Today, Columbia is one of seven schools (nine including academic affiliates) within New York University (NYU), which is a privately supported, nonsectarian institution of higher education
During nearly two centuries of its existence, Columbia has grown from a small classical college into a large research university with more than 100 doctoral programs and teaching hospitals.
The university manages $9.6 billion worth of Its endowment-the largest for any academic institution-is at $8 billion as of 2017.
8) Duke University
Founded by Methodists and Quakers in 1838, it is tied with North Carolina State University as the seventh-oldest institution of higher education in the United States.
The school moved to Durham from Randolph County on January 6, 1892. In 1924, tobacco and electric power industrialist James Buchanan Duke established The Duke Endowment, at which time the institution changed its name to honor his deceased father, Washington Duke.
9) Dartmouth College
Dartmouth College is a private Ivy League research university located in Hanover, New Hampshire, with programs organized into four main academic units: Arts and Sciences, Engineering, Health Sciences, and Geisel School of Medicine.
Founded in 1769 by Eleazar Wheelock as School of Occasional Lectures, it is thus considered one of America’s nine colonial colleges.
The college derives its name from Dartmouth Castle at Devon (England), adjacent to Plymouth Sound–the town from which Wheelock originally migrated–where another branch of his family resided.
10) Northwestern University
Northwestern University (NU) is a private research university located in Evanston, Illinois, just north of Chicago.
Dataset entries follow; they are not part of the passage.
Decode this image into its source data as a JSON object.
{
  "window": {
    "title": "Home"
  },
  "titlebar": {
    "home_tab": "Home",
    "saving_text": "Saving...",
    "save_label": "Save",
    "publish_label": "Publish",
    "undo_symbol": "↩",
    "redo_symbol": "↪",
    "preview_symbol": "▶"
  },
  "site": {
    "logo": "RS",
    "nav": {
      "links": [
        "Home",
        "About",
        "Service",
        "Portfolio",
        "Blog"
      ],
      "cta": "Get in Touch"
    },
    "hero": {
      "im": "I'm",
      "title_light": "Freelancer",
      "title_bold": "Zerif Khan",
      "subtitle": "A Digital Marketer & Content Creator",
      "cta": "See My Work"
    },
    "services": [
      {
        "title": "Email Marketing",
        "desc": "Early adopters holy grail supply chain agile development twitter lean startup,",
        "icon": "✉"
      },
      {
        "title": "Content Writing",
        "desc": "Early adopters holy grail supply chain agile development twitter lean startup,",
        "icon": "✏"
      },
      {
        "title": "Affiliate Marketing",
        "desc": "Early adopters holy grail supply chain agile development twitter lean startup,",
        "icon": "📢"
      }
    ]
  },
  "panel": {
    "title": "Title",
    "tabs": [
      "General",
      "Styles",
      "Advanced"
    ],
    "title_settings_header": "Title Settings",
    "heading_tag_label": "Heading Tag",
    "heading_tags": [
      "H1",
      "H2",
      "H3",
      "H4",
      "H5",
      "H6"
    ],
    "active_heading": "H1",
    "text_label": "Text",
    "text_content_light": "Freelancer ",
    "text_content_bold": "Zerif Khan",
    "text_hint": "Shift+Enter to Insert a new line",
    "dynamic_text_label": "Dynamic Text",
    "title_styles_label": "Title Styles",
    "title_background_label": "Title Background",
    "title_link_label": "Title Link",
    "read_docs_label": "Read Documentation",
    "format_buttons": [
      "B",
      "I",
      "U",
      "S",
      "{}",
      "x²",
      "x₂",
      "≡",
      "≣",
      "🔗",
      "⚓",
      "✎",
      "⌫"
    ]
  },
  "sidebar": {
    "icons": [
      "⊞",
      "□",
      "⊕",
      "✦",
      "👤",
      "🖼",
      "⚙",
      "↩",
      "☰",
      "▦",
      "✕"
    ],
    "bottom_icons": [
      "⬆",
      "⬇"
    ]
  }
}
The school was founded by Methodist leaders and opened its doors on October 22, 1855 as Evangelical University of North-Western Professor, and today has an enrollment of about 15,000 students.
Northwestern consistently ranks among the top 50 universities globally in academic rankings. In addition to being recognized for their world-class academics, NU’s sports teams are also well-known; with 19 Division I athletic teams including men’s football and basketball programs that have won multiple NCAA Championships.